Recently, many IoT-based communication protocols have emerged to try and satisfy the unique parameters of an IoT ecosystem. IoT-enabled devices and sensors must operate on low energy and exchange large amounts of information reliably, and securely. The Constrained Application Protocol (CoAP) is meant for constrained environments, and has request and response messaging types based on the REST model. Additionally, CoAP fulfills M2M requirements, can support unicast & multicast requests, has low header overhead and parsing complexity, push notification through publish/subscribe mechanism, has simple proxy and caching capabilities, and simple security binding based on Datagram Transport Layer Security (DTLS). The Internet of Things (IoT) denotes an ecosystem of objects and devices that connect to the Internet, allowing them to exchange data without human intervention. The sending and receiving of insightful data may unlock competitive advantages for businesses across many industries. We are seeing many people adopt CoAP, and they are excited about it, but it is important to understand that many vulnerabilities exist and if exploited, these may compromise your entire ecosystem.
Although CoAP is promising, there are many security physical (local) and non-physical (remote) threats to be cognizant of:
Cloning: A hacker could physically clone the characteristics of a device meant to be within the ecosystem – both the physical product, firm ware and software. A hacker can then enter the ecosystem during on-boarding step by impersonating a legitimate device, steal information, or compromise the ecosystem.
Firmware Replacement Attack: When new updates are made in an ecosystem, they typically happen over-the-air. Hackers can enter in this step and can install malicious software if this over-the-air installation process is insecure. If successful, the hacker would easily be able to affect other devices in the ecosystem.
Extraction of Security Parameters: Many devices in IoT ecosystems may remain exposed and unprotected physically. A hacker can extract security information like keys from the device.
Denial of Service Attack: A denial of service attack (DoS) can shut-down an entire ecosystem by jamming the communication channel. This also prevents proper communications between devices to stop working.
Eavesdropping Attack: Eavesdropping can take place during the on-boarding step of a new device where a hacker can intercept secret keys that are used to establish communications within the constrained network.
Man-In-the-Middle Attack: Man in the Middle attacks also exploit poor key exchange practices and allow for a malicious device to sit in the middle of an ecosystem.
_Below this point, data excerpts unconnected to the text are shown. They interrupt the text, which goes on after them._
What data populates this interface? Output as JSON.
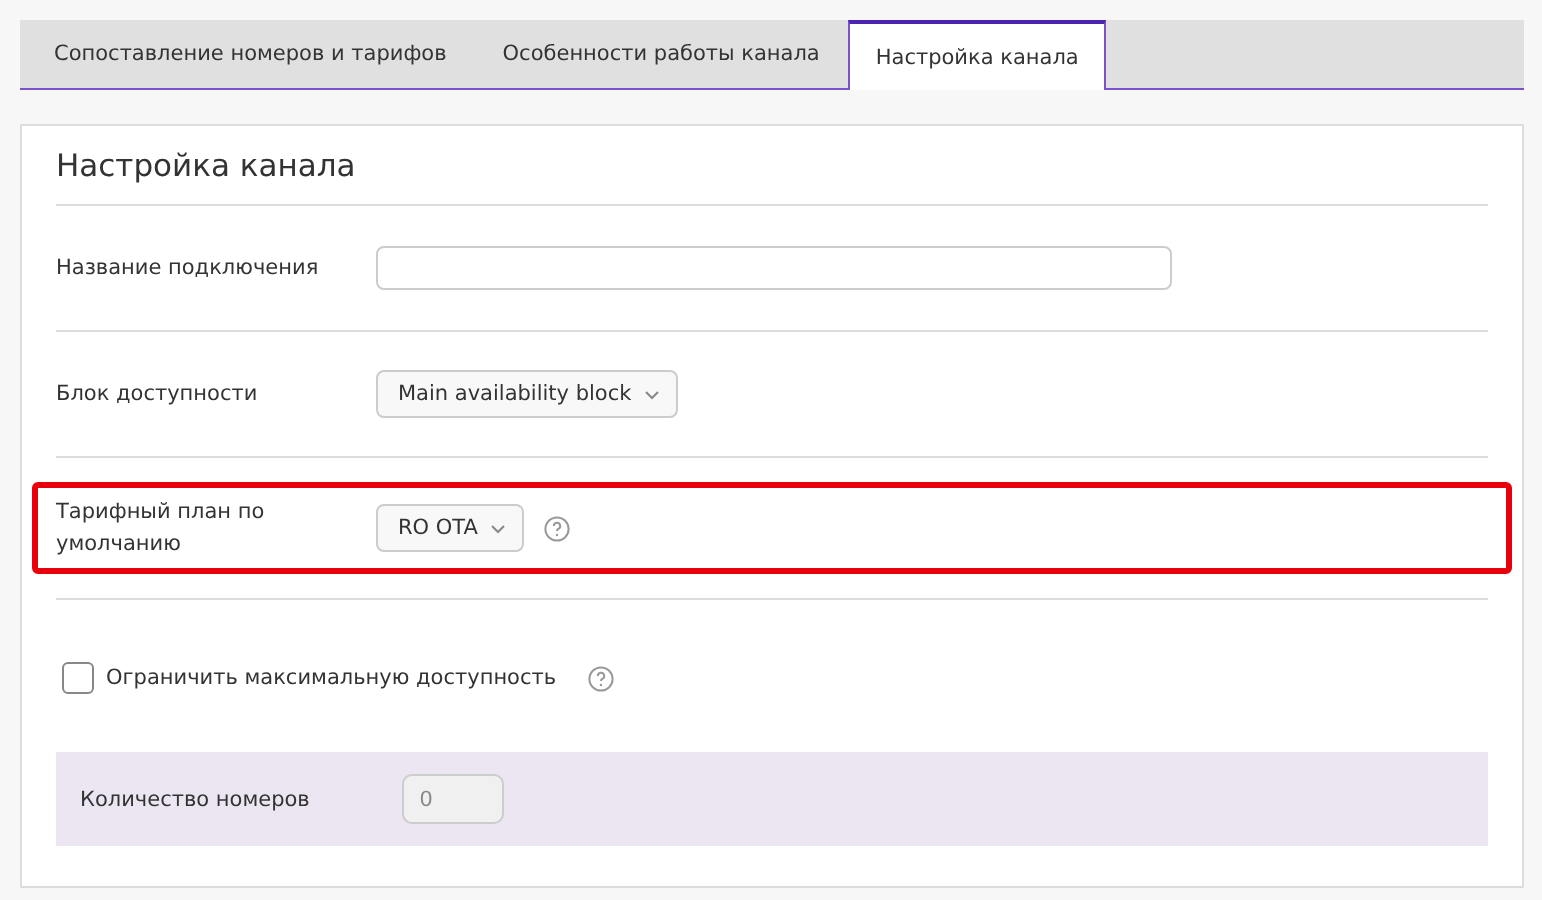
{
  "tabs": [
    {
      "label": "Сопоставление номеров и тарифов",
      "selected": false
    },
    {
      "label": "Особенности работы канала",
      "selected": false
    },
    {
      "label": "Настройка канала",
      "selected": true
    }
  ],
  "panel": {
    "title": "Настройка канала",
    "rows": [
      {
        "kind": "input",
        "label": "Название подключения",
        "value": "",
        "help": false,
        "highlighted": false
      },
      {
        "kind": "select",
        "label": "Блок доступности",
        "value": "Main availability block",
        "help": false,
        "highlighted": false
      },
      {
        "kind": "select",
        "label": "Тарифный план по умолчанию",
        "value": "RO OTA",
        "help": true,
        "highlighted": true
      }
    ],
    "limit": {
      "label": "Ограничить максимальную доступность",
      "checked": false,
      "help": true
    },
    "rooms": {
      "label": "Количество номеров",
      "value": "0",
      "disabled": true
    }
  }
}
This allows for a hacker to intercept all information passed through the ecosystem.
Routing Attack: Routing attacks occur when a hacker establishes a malicious device to have a high-quality route and thereby can intercept all data packets. This allows hacker to either drop all packets (sinkhole attack) or choose to drop specific packets (selective forwarding).
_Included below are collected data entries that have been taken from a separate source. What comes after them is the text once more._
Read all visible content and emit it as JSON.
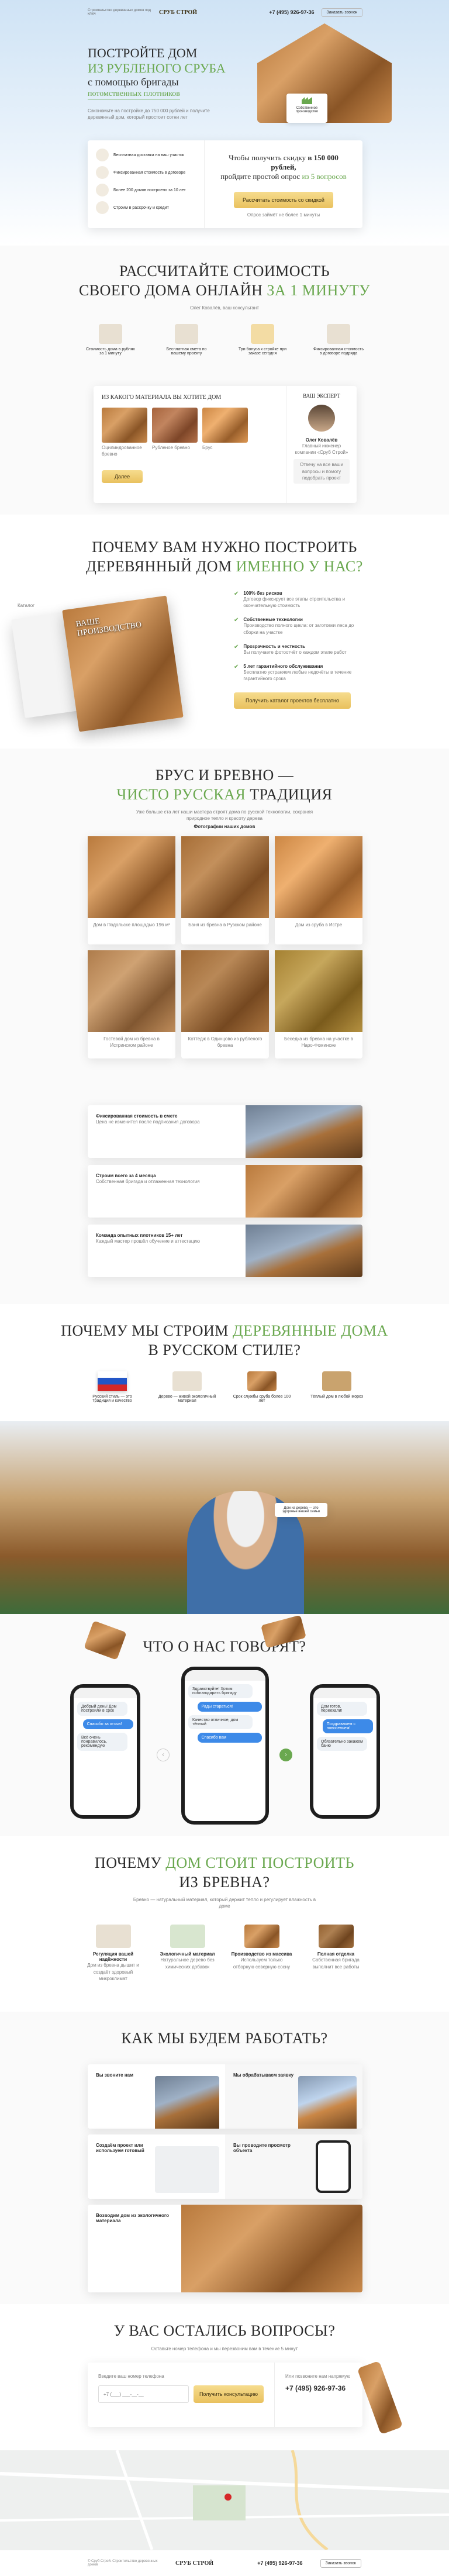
{
  "header": {
    "logo_text": "СРУБ СТРОЙ",
    "tagline": "Строительство деревянных домов под ключ",
    "phone": "+7 (495) 926-97-36",
    "callback_label": "Заказать звонок"
  },
  "hero": {
    "title_1": "ПОСТРОЙТЕ ДОМ",
    "title_2": "ИЗ РУБЛЕНОГО СРУБА",
    "title_3": "с помощью бригады",
    "title_4": "потомственных плотников",
    "subtitle": "Сэкономьте на постройке до 750 000 рублей и получите деревянный дом, который простоит сотни лет",
    "badge": "Собственное производство",
    "benefits": [
      {
        "icon": "axe-icon",
        "text": "Бесплатная доставка на ваш участок"
      },
      {
        "icon": "shield-icon",
        "text": "Фиксированная стоимость в договоре"
      },
      {
        "icon": "house-icon",
        "text": "Более 200 домов построено за 10 лет"
      },
      {
        "icon": "ruble-icon",
        "text": "Строим в рассрочку и кредит"
      }
    ],
    "gift_text_1": "Чтобы получить скидку",
    "gift_accent": "в 150 000 рублей,",
    "gift_text_2": "пройдите простой опрос",
    "gift_accent_2": "из 5 вопросов",
    "gift_button": "Рассчитать стоимость со скидкой",
    "gift_note": "Опрос займёт не более 1 минуты"
  },
  "calc": {
    "title": "РАССЧИТАЙТЕ СТОИМОСТЬ",
    "title_2": "СВОЕГО ДОМА ОНЛАЙН",
    "title_accent": "ЗА 1 МИНУТУ",
    "manager": "Олег Ковалёв, ваш консультант",
    "features": [
      {
        "icon": "calculator-icon",
        "text": "Стоимость дома в рублях за 1 минуту"
      },
      {
        "icon": "estimate-icon",
        "text": "Бесплатная смета по вашему проекту"
      },
      {
        "icon": "gift-icon",
        "text": "Три бонуса к стройке при заказе сегодня"
      },
      {
        "icon": "clipboard-icon",
        "text": "Фиксированная стоимость в договоре подряда"
      }
    ],
    "question": "ИЗ КАКОГО МАТЕРИАЛА ВЫ ХОТИТЕ ДОМ",
    "options": [
      "Оцилиндрованное бревно",
      "Рубленое бревно",
      "Брус"
    ],
    "next_label": "Далее",
    "expert_title": "ВАШ ЭКСПЕРТ",
    "expert_name": "Олег Ковалёв",
    "expert_role": "Главный инженер компании «Сруб Строй»",
    "expert_text": "Отвечу на все ваши вопросы и помогу подобрать проект"
  },
  "why": {
    "title": "ПОЧЕМУ ВАМ НУЖНО ПОСТРОИТЬ",
    "title_2": "ДЕРЕВЯННЫЙ ДОМ",
    "title_accent": "ИМЕННО У НАС?",
    "catalog_label": "Каталог",
    "book_title": "ВАШЕ ПРОИЗВОДСТВО",
    "items": [
      {
        "title": "100% без рисков",
        "text": "Договор фиксирует все этапы строительства и окончательную стоимость"
      },
      {
        "title": "Собственные технологии",
        "text": "Производство полного цикла: от заготовки леса до сборки на участке"
      },
      {
        "title": "Прозрачность и честность",
        "text": "Вы получаете фотоотчёт о каждом этапе работ"
      },
      {
        "title": "5 лет гарантийного обслуживания",
        "text": "Бесплатно устраняем любые недочёты в течение гарантийного срока"
      }
    ],
    "button": "Получить каталог проектов бесплатно"
  },
  "tradition": {
    "title": "БРУС И БРЕВНО —",
    "title_accent": "ЧИСТО РУССКАЯ",
    "title_end": "ТРАДИЦИЯ",
    "text": "Уже больше ста лет наши мастера строят дома по русской технологии, сохраняя природное тепло и красоту дерева",
    "subtitle": "Фотографии наших домов",
    "gallery": [
      "Дом в Подольске площадью 196 м²",
      "Баня из бревна в Рузском районе",
      "Дом из сруба в Истре",
      "Гостевой дом из бревна в Истринском районе",
      "Коттедж в Одинцово из рубленого бревна",
      "Беседка из бревна на участке в Наро-Фоминске"
    ],
    "steps": [
      {
        "title": "Фиксированная стоимость в смете",
        "text": "Цена не изменится после подписания договора"
      },
      {
        "title": "Строим всего за 4 месяца",
        "text": "Собственная бригада и отлаженная технология"
      },
      {
        "title": "Команда опытных плотников 15+ лет",
        "text": "Каждый мастер прошёл обучение и аттестацию"
      }
    ]
  },
  "russian": {
    "title": "ПОЧЕМУ МЫ СТРОИМ",
    "title_accent": "ДЕРЕВЯННЫЕ ДОМА",
    "title_2": "В РУССКОМ СТИЛЕ?",
    "points": [
      "Русский стиль — это традиция и качество",
      "Дерево — живой экологичный материал",
      "Срок службы сруба более 100 лет",
      "Тёплый дом в любой мороз"
    ],
    "note": "Дом из дерева — это здоровье вашей семьи"
  },
  "reviews": {
    "title": "ЧТО О НАС ГОВОРЯТ?",
    "chats": [
      [
        "Добрый день! Дом построили в срок",
        "Спасибо за отзыв!",
        "Всё очень понравилось, рекомендую"
      ],
      [
        "Здравствуйте! Хотим поблагодарить бригаду",
        "Рады стараться!",
        "Качество отличное, дом тёплый",
        "Спасибо вам"
      ],
      [
        "Дом готов, переехали!",
        "Поздравляем с новосельем!",
        "Обязательно закажем баню"
      ]
    ]
  },
  "log": {
    "title": "ПОЧЕМУ",
    "title_accent": "ДОМ СТОИТ ПОСТРОИТЬ",
    "title_2": "ИЗ БРЕВНА?",
    "text": "Бревно — натуральный материал, который держит тепло и регулирует влажность в доме",
    "features": [
      {
        "title": "Регуляция вашей надёжности",
        "text": "Дом из бревна дышит и создаёт здоровый микроклимат"
      },
      {
        "title": "Экологичный материал",
        "text": "Натуральное дерево без химических добавок"
      },
      {
        "title": "Производство из массива",
        "text": "Используем только отборную северную сосну"
      },
      {
        "title": "Полная отделка",
        "text": "Собственная бригада выполнит все работы"
      }
    ]
  },
  "how": {
    "title": "КАК МЫ БУДЕМ РАБОТАТЬ?",
    "steps": [
      {
        "left": "Вы звоните нам",
        "right": "Мы обрабатываем заявку"
      },
      {
        "left": "Создаём проект или используем готовый",
        "right": "Вы проводите просмотр объекта"
      },
      {
        "left": "Возводим дом из экологичного материала",
        "right": ""
      }
    ]
  },
  "contact": {
    "title": "У ВАС ОСТАЛИСЬ ВОПРОСЫ?",
    "text": "Оставьте номер телефона и мы перезвоним вам в течение 5 минут",
    "field_label": "Введите ваш номер телефона",
    "input_placeholder": "+7 (___) ___-__-__",
    "submit": "Получить консультацию",
    "or_call": "Или позвоните нам напрямую",
    "phone": "+7 (495) 926-97-36"
  },
  "footer": {
    "copyright": "© Сруб Строй. Строительство деревянных домов",
    "logo_text": "СРУБ СТРОЙ",
    "phone": "+7 (495) 926-97-36",
    "callback_label": "Заказать звонок"
  },
  "colors": {
    "accent": "#6aa84f",
    "gold": "#e9c15e",
    "text": "#2b2b2b"
  }
}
SQL Injection: A SQL injection inserts SQL query through input (from client to application). This allows the hacker access into the database whereby they can modify it, or execute administrative operations.
The Internet of Things is still in preliminary stages regarding security. Although currently there is no standard communication protocol, the emerging Constrained Application Protocol is very promising. It is very important to conduct security tests and one tool that can help with this is Soap UI . For greater insights into CoAP vulnerabilities and how protect against them check here. We hope that this post illuminates some of the security vulnerabilities that you should be aware of when designing an Internet of things ecosystem that leverages CoAP.